Yeah curls do nothing for me or most people. The only time I use them is to superset sometimes with a Pull up. Rows, Pull ups, Presses, all much better for arms growth and proportion.
 
i can't do that many chin up should i do the similar movement on the lat pull down machine? can you guys give me a routine for my biceps, thanks
 
narrow grip chinups - as many as you can do -as many sets as it takes to do 25 total reps - 3 times a week: as part of a complete routine: squat, deadlift, benchpress, chinup, military press.
 
Out of all the lifts I do, only one is an isolated bicep lift, the rest comes from back workout, hell really everything except legs...
 
i can't do that many chin up should i do the similar movement on the lat pull down machine? can you guys give me a routine for my biceps, thanks

I couldn't do one chin up/pull up when I began working out. In a deficit I achieved great results with my strength increase and bicep definition and size. So that being said work on negatives and high sets. Compound movement is where the growth lies. If you can do 5 chin ups, then do 5x5. If you can only do 2 then do 2 and then work on negatives for the remainder of the set. I am assuming there isn't an assist machine or else I would recommend the use of that as well.
 
Don't specifically do a workout geared towards your biceps... or any body part split for that matter. Full body, or upper/lower split, 2 to 3 times a week will give you better strength and size gains.
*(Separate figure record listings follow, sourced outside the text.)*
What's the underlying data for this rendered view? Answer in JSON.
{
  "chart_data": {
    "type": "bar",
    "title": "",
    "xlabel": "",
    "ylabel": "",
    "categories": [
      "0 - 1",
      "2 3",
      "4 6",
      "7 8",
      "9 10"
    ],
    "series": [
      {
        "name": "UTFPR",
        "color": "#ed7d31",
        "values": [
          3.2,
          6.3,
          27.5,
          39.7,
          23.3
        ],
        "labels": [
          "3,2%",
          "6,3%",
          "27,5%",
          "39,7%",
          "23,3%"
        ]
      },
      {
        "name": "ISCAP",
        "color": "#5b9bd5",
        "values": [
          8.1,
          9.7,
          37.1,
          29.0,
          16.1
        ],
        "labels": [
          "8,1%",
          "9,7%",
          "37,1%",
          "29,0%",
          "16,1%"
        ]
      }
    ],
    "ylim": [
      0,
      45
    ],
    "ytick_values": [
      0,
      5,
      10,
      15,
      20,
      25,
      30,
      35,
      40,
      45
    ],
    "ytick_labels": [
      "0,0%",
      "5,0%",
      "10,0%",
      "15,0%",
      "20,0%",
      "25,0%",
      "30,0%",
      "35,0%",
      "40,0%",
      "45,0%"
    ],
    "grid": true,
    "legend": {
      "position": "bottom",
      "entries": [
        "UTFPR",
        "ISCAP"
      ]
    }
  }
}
To really hammer your arms, do chinups/pullups. Either do negatives as mentioned above, or do assisted chins/pullups. Set up an incline bench near the pullup bar, and keep one foot on it to provide you just enough help to get pulled up, then lower yourself without any assistance. The preferred method would be to use a jump stretch band - tie both ends to the pullup bar, and put your knees in the middle. The band will help from full extension (usually the weakest part of a pullup), and as you get closer to the bar, some tension will be released allowing you to use more of your body weight. Also, do some rows (either cable or bent BB rows) with a pronate grip (palms facing you). You'll be working your back, rear delts and your bi's, getting most bang for your buck.

Don't neglect your triceps either... they make up 2/3 of your upper arm mass! Dips and close grip bench will nail your tri's, and give your chest and front delts a good workout too.

Soooo... pullups, rows, bench, and dips - hits nearly every muscle in your upper body, and would be WAY more effective for your arms than just curls.